Forestiers Atem ging schwer, und jedesmal wenn er die Luft einzog, quälte ihn der Husten, der tief aus der Brust kam. Nichts beruhigte ihn, nichts linderte seine Qual, und er mußte aus dem Wagen ins Zimmer getragen werden. Duroy, der seine Beine hielt, fühlte bei jeder Zusammenziehung der Lungen, wie seine Füße hin und her schlugen.
Die Bettwärme hielt den Anfall nicht auf, der bis Mitternacht dauerte. Endlich linderten Arzneimittel die tödlichen Hustenanfälle, und der Kranke blieb mit offenen Augen bis Tagesanbruch im Bette sitzen.
Seine ersten Worte waren der Wunsch nach dem Barbier, denn er wollte täglich rasiert sein. Dazu stand er auf, aber er mußte sofort wieder hingelegt werden und fing an so kurz, so schwer, so röchelnd zu atmen, daß Frau Forestier in ihrem Entsetzen, Duroy der sich eben hingelegt, wecken ließ, um ihn zu bitten den Arzt zu holen.
Beinahe sofort brachte er Doktor Gavaut mit, der etwas verschrieb und Verhaltungsmaßregeln gab; aber als der Journalist ihn ein Stück zurückbegleitete, um seine Meinung zu hören, sagte er:
– Das ist das Ende, morgen früh ist er tot. Bereiten Sie die arme, junge Frau vor und schicken Sie nach einem Priester. Ich habe hier nichts mehr zu thun, obgleich ich natürlich gern zu Ihrer Verfügung stehe.
Duroy ließ Frau Forestier heraus rufen:
– Er wird sterben, der Arzt rät, nach einem Priester zu schicken.
Sie zögerte lange, dann sagte sie, nachdem sie sich alles überlegt, langsam:
– Ja, es ist besser in mancher Hinsicht. Ich werde ihn darauf vorbereiten und ihm sagen, daß der Pfarrer ihn sprechen möchte, oder irgend so etwas. Es wäre sehr liebenswürdig, wenn Sie einen Geistlichen holen wollten, aber sehen Sie ihn sich erst ordentlich an, und nehmen Sie bitte einen, der uns nicht zu viel Umstände macht. Sehen Sie doch zu, daß er es bei der Beichte bewenden läßt und uns das übrige schenkt.

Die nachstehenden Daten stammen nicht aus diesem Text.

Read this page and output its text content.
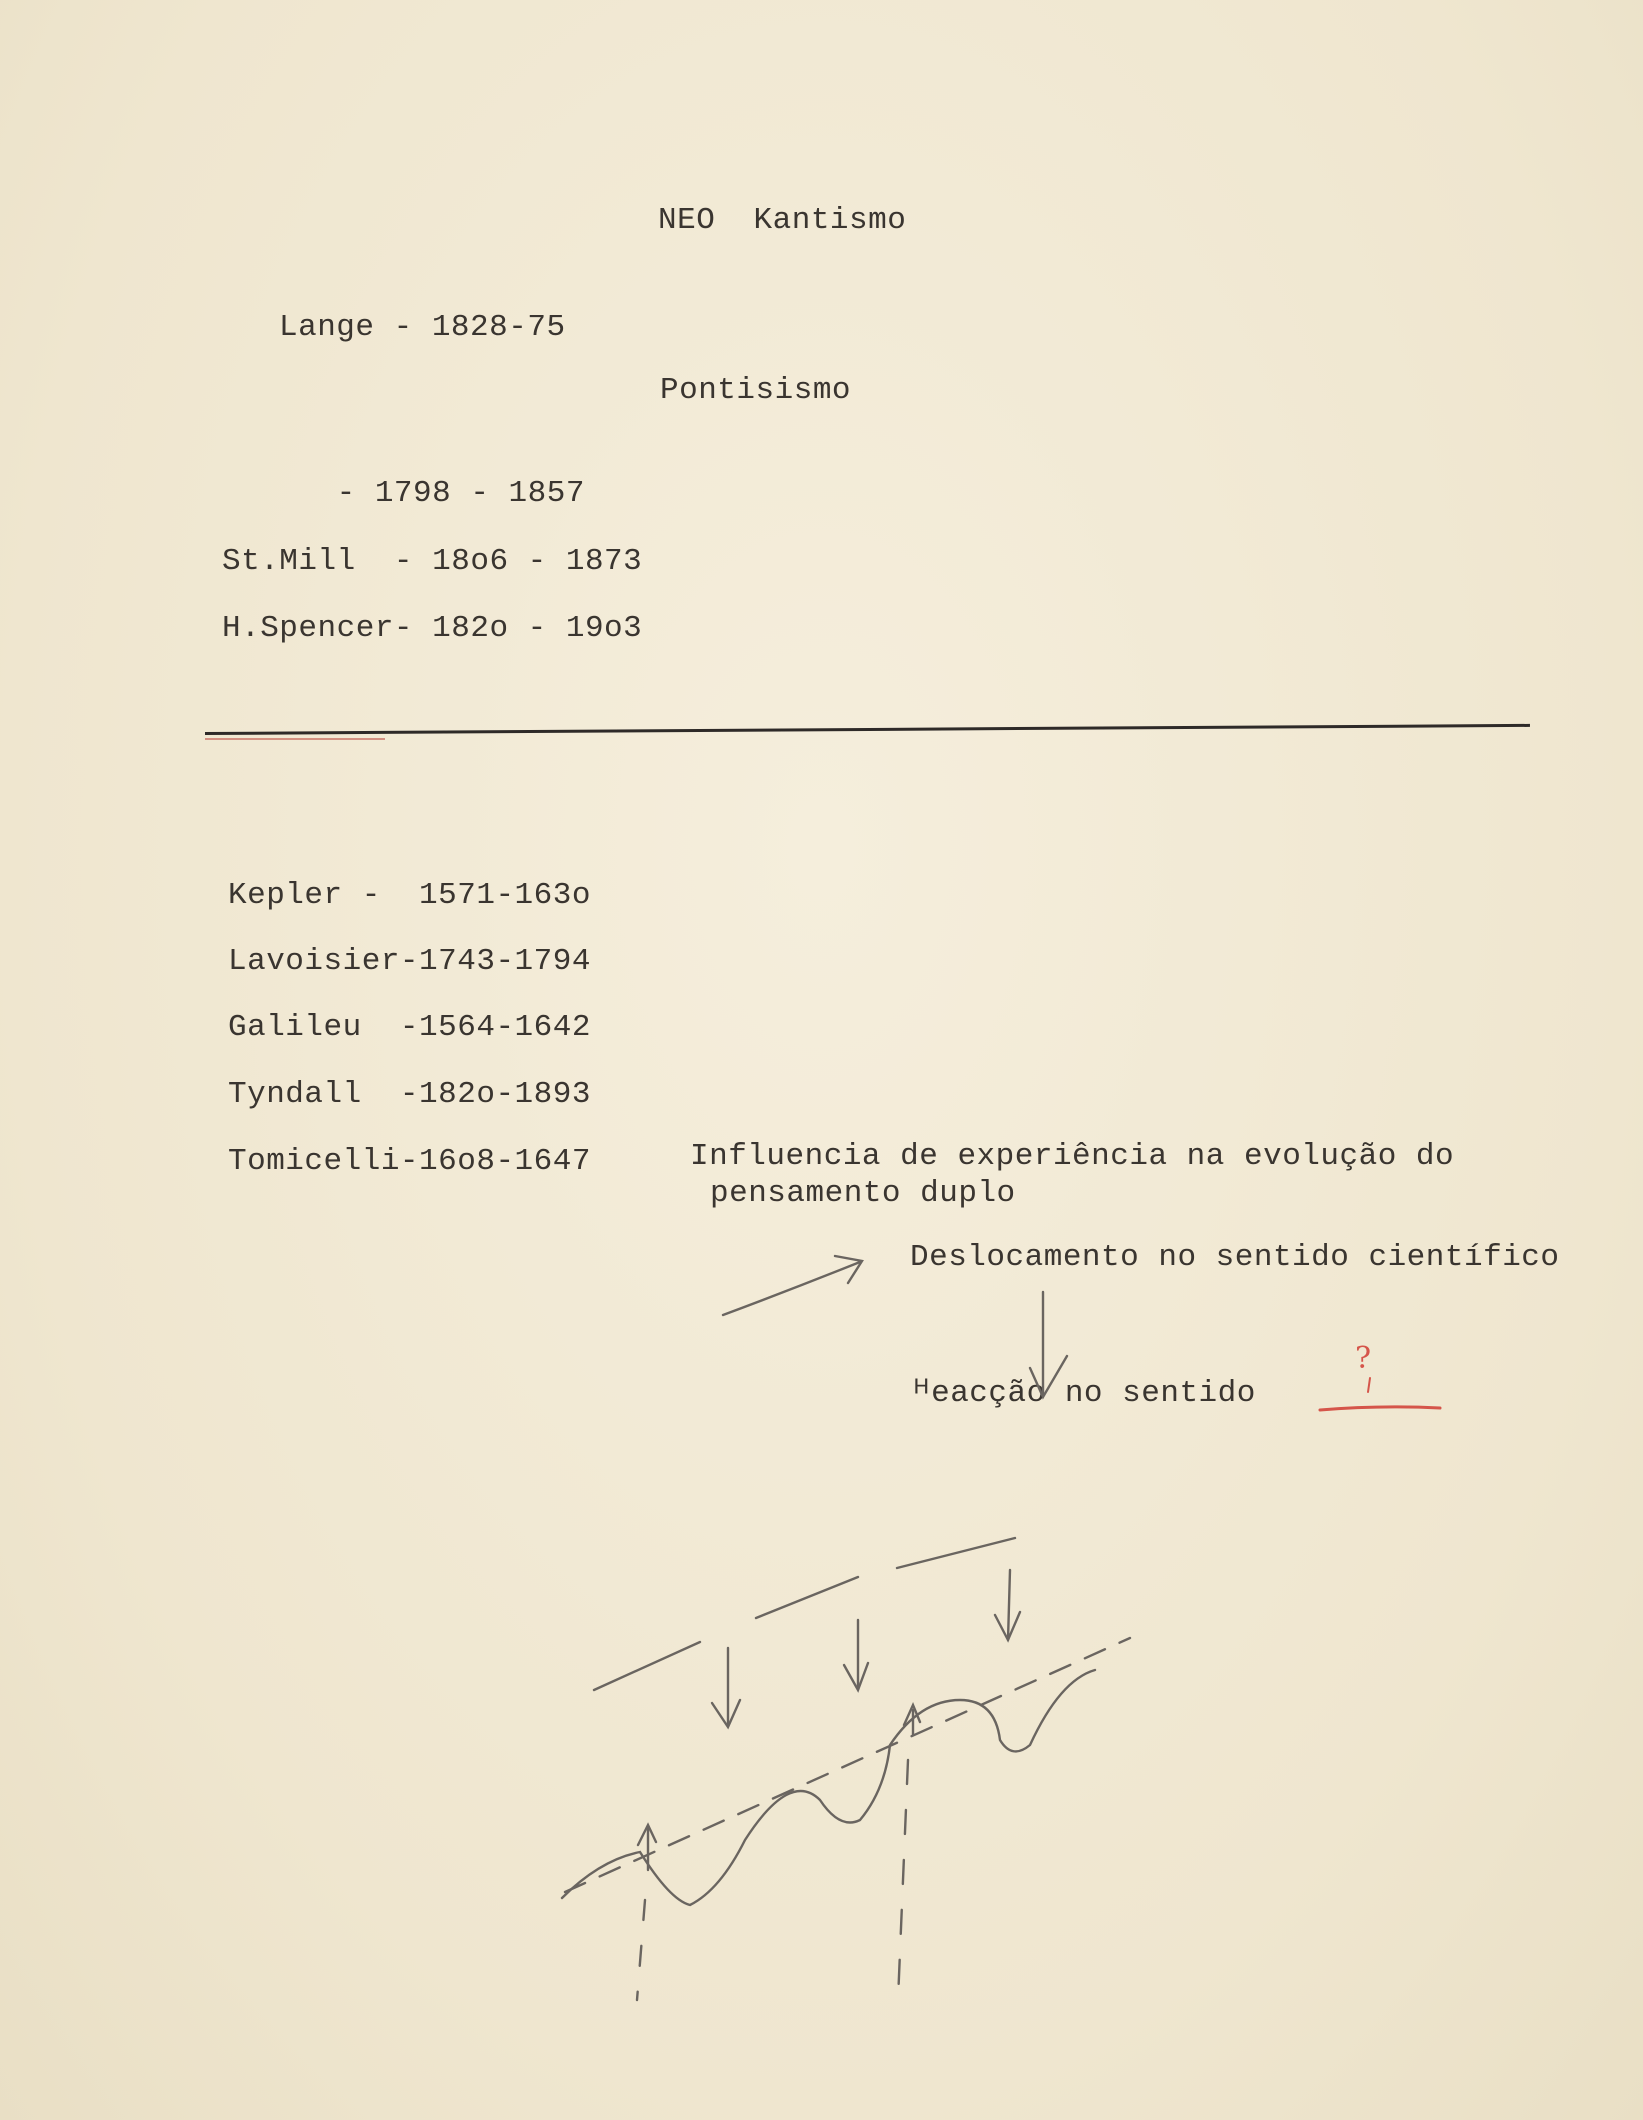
NEO  Kantismo
Lange - 1828-75
Pontisismo
- 1798 - 1857
St.Mill  - 18o6 - 1873
H.Spencer- 182o - 19o3
Kepler -  1571-163o
Lavoisier-1743-1794
Galileu  -1564-1642
Tyndall  -182o-1893
Tomicelli-16o8-1647	Influencia de experiência na evolução do
pensamento duplo
Deslocamento no sentido científico
ᴴeacção no sentido
?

Der junge Mann brachte einen alten Diener der Kirche mit, der sehr entgegenkommend war und den Umständen Rechnung trug. Frau Forestier ging hinaus und setzte sich mit Duroy in das Zimmer nebenan.
– Es hat ihn erschüttert, sagte sie. Als ich von einem Priester sprach, nahm sein Gesicht einen fürchterlichen Ausdruck an, als ob er etwas gefühlt hätte, wissen Sie, einen Hauch. Er hat begriffen, daß es aus ist und wir die Stunden zählen können.